I don’t agree that passing “raw” maps as options to those functions is http leaking into the system - anything that is not beam will give you “raw” arguments with strings instead of atoms, etc. If you provided a CLI interface you’d also get those.
I usually try to style all the domain “mutation” functions in a similar way:
foo(resource_or_id, params, actor)
Each of those functions may call other components to do the “dirty” work, but they all return {:ok, resource} or {:error, map}, where the errors map is already properly converted, processed and ready for rendering.
pdilyard
In my experience, it is pretty easy to grow a service layer when your logic gets complex enough to have one.
So, for example, you might have a setup like this:
apps/
api/
db/
post_service/
Where api is just Phoenix controllers and views, db is just Ecto.Schema definitions + pure functions, and post_service might be where your business logic is contained. So then api would call functions in post_service, and handle the results of those.
My very humble opinion: that’s a lot of overhead for something as simple as a blog (in my example), and something you could very easily refactor as complexity increases. All you would have to do is move your dependency on db to your service layer.

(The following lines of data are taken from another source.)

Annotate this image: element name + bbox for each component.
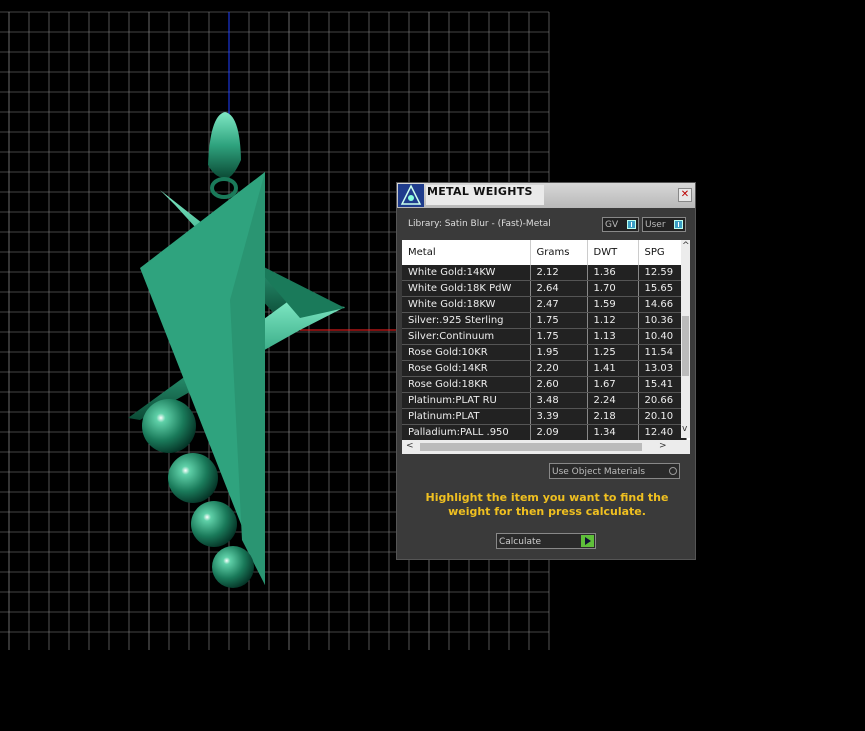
pendant-model[interactable] bbox=[128, 112, 345, 588]
table-cell: White Gold:14KW bbox=[402, 265, 531, 281]
table-cell: 10.36 bbox=[638, 312, 687, 329]
table-cell: 1.75 bbox=[530, 328, 588, 345]
table-cell: 20.10 bbox=[638, 408, 687, 425]
table-cell: 1.67 bbox=[587, 376, 639, 393]
table-row[interactable]: Rose Gold:14KR 2.20 1.41 13.03 bbox=[402, 360, 687, 377]
table-cell: 1.70 bbox=[587, 280, 639, 297]
use-object-materials-label: Use Object Materials bbox=[552, 467, 646, 477]
table-cell: 1.75 bbox=[530, 312, 588, 329]
table-row[interactable]: Platinum:PLAT RU 3.48 2.24 20.66 bbox=[402, 392, 687, 409]
table-cell: Rose Gold:10KR bbox=[402, 344, 531, 361]
table-cell: Rose Gold:14KR bbox=[402, 360, 531, 377]
table-cell: 1.41 bbox=[587, 360, 639, 377]
table-row[interactable]: Silver:.925 Sterling 1.75 1.12 10.36 bbox=[402, 312, 687, 329]
table-row[interactable]: White Gold:14KW 2.12 1.36 12.59 bbox=[402, 265, 687, 281]
vertical-scrollbar[interactable]: ^ v bbox=[681, 240, 690, 438]
table-cell: 2.20 bbox=[530, 360, 588, 377]
scroll-up-icon[interactable]: ^ bbox=[682, 241, 690, 251]
table-cell: 2.09 bbox=[530, 424, 588, 441]
library-label: Library: Satin Blur - (Fast)-Metal bbox=[408, 219, 551, 229]
dialog-titlebar[interactable]: METAL WEIGHTS ✕ bbox=[397, 183, 695, 208]
table-cell: 20.66 bbox=[638, 392, 687, 409]
table-cell: 15.41 bbox=[638, 376, 687, 393]
table-cell: 1.34 bbox=[587, 424, 639, 441]
table-cell: 2.18 bbox=[587, 408, 639, 425]
table-cell: White Gold:18KW bbox=[402, 296, 531, 313]
gv-toggle[interactable]: GV bbox=[602, 217, 639, 232]
column-header[interactable]: SPG bbox=[638, 240, 687, 265]
app-logo-icon bbox=[398, 184, 424, 207]
table-cell: 1.25 bbox=[587, 344, 639, 361]
table-cell: 1.13 bbox=[587, 328, 639, 345]
table-body: White Gold:14KW 2.12 1.36 12.59 White Gold:1… bbox=[402, 265, 687, 441]
table-cell: 12.40 bbox=[638, 424, 687, 441]
table-cell: White Gold:18K PdW bbox=[402, 280, 531, 297]
scroll-right-icon[interactable]: > bbox=[659, 441, 667, 451]
column-header[interactable]: Metal bbox=[402, 240, 531, 265]
user-toggle-label: User bbox=[645, 220, 666, 230]
toggle-switch-icon bbox=[674, 220, 683, 229]
table-cell: 13.03 bbox=[638, 360, 687, 377]
table-cell: Rose Gold:18KR bbox=[402, 376, 531, 393]
table-cell: 11.54 bbox=[638, 344, 687, 361]
gv-toggle-label: GV bbox=[605, 220, 619, 230]
table-cell: Platinum:PLAT bbox=[402, 408, 531, 425]
radio-circle-icon bbox=[669, 467, 677, 475]
play-arrow-icon bbox=[581, 535, 594, 547]
horizontal-scroll-thumb[interactable] bbox=[420, 443, 642, 451]
metal-weights-dialog: METAL WEIGHTS ✕ Library: Satin Blur - (F… bbox=[396, 182, 696, 560]
table-cell: 2.60 bbox=[530, 376, 588, 393]
table-cell: 14.66 bbox=[638, 296, 687, 313]
table-row[interactable]: Rose Gold:10KR 1.95 1.25 11.54 bbox=[402, 344, 687, 361]
table-header: Metal Grams DWT SPG bbox=[402, 240, 687, 265]
scroll-left-icon[interactable]: < bbox=[406, 441, 414, 451]
table-row[interactable]: White Gold:18KW 2.47 1.59 14.66 bbox=[402, 296, 687, 313]
table-cell: 1.59 bbox=[587, 296, 639, 313]
table-cell: Silver:.925 Sterling bbox=[402, 312, 531, 329]
table-cell: 3.39 bbox=[530, 408, 588, 425]
table-cell: 2.12 bbox=[530, 265, 588, 281]
scroll-down-icon[interactable]: v bbox=[682, 424, 687, 434]
table-row[interactable]: White Gold:18K PdW 2.64 1.70 15.65 bbox=[402, 280, 687, 297]
table-cell: 15.65 bbox=[638, 280, 687, 297]
column-header[interactable]: DWT bbox=[587, 240, 639, 265]
table-cell: 3.48 bbox=[530, 392, 588, 409]
table-row[interactable]: Platinum:PLAT 3.39 2.18 20.10 bbox=[402, 408, 687, 425]
table-row[interactable]: Silver:Continuum 1.75 1.13 10.40 bbox=[402, 328, 687, 345]
table-cell: 12.59 bbox=[638, 265, 687, 281]
table-cell: Platinum:PLAT RU bbox=[402, 392, 531, 409]
table-cell: 2.24 bbox=[587, 392, 639, 409]
table-cell: 1.36 bbox=[587, 265, 639, 281]
table-cell: Silver:Continuum bbox=[402, 328, 531, 345]
dialog-title: METAL WEIGHTS bbox=[426, 185, 544, 205]
table-cell: 1.95 bbox=[530, 344, 588, 361]
table-cell: Palladium:PALL .950 bbox=[402, 424, 531, 441]
close-button[interactable]: ✕ bbox=[678, 188, 692, 202]
vertical-scroll-thumb[interactable] bbox=[682, 316, 689, 376]
table-cell: 2.64 bbox=[530, 280, 588, 297]
use-object-materials-toggle[interactable]: Use Object Materials bbox=[549, 463, 680, 479]
table-cell: 10.40 bbox=[638, 328, 687, 345]
hint-text: Highlight the item you want to find the … bbox=[425, 491, 669, 518]
column-header[interactable]: Grams bbox=[530, 240, 588, 265]
table-cell: 2.47 bbox=[530, 296, 588, 313]
user-toggle[interactable]: User bbox=[642, 217, 686, 232]
table-row[interactable]: Palladium:PALL .950 2.09 1.34 12.40 bbox=[402, 424, 687, 441]
table-row[interactable]: Rose Gold:18KR 2.60 1.67 15.41 bbox=[402, 376, 687, 393]
table-cell: 1.12 bbox=[587, 312, 639, 329]
metal-table: Metal Grams DWT SPG White Gold:14KW 2.12 1.36… bbox=[402, 240, 690, 454]
horizontal-scrollbar[interactable]: < > bbox=[402, 440, 690, 454]
toggle-switch-icon bbox=[627, 220, 636, 229]
calculate-button[interactable]: Calculate bbox=[496, 533, 596, 549]
calculate-label: Calculate bbox=[499, 537, 542, 547]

Now, something I do really like to do from the beginning is build a set of modules around Ecto.Multi. Again, these functions are pure and simply return an %Ecto.Multi{} struct that you can run through Repo.transaction/1 in your controllers or elsewhere. See this post for more info on that: https://blog.danielberkompas.com/2016/09/27/ecto-multi-services/
pdilyard
I’ve got a similar setup, and here’s my solution:
Umbrella app structure:
apps/
db/
lib/
schemas/
user.ex
post.ex
mix.exs
api/
web/
controllers/
user_controller.ex
post_controller.ex
mix.exs
In apps/api/mix.exs (your api app depends on your db app):
# ...
defp deps do
{:db, in_umbrella: true},
end
# ...
In apps/db/lib/schemas/post.ex for example:
defmodule DB.Post do
use Ecto.Schema
import Ecto.Query
schema "posts" do
belongs_to :author, DB.User
field :slug, :string
field :title, :string
# ...
timestamps
end
def changeset(post, params \\ %{}) do
# ...
end
def where_author_id(query, user_id) do
from p in query,
where: p.author_id == ^user_id
end
def where_slug(query, slug) do
from p in query,
where: p.slug == ^slug
end
def sort(query) do
from p in query,
order_by: [desc: p.inserted_at]
end
end
Then, in your controllers, you can just do this:
alias DB.{Post, Repo}
# ...
def index(conn, _params) do
Post
|> Post.sort()
|> Repo.all()
end
def show(conn, %{"slug" => slug}) do
Post
|> Post.where_slug(slug)
|> Repo.one()
end
def author_index(conn, %{"author_id" => author_id}) do
Post
|> Post.where_author_id(author_id)
|> Post.sort()
|> Repo.all()
end
# ...
As you can see, the queries compose together quite nicely. Tip: Keep any side effects out of your schemas (e.g. don’t use Repo in schema modules). All those pure functions make it really nice to compose things together.
Also, because your api app depends on your db app, and your db app depends on ecto, you actually do have access to Ecto.* modules in your api app. So, in your controllers, you can still do things like pattern match on %Ecto.Changeset{}.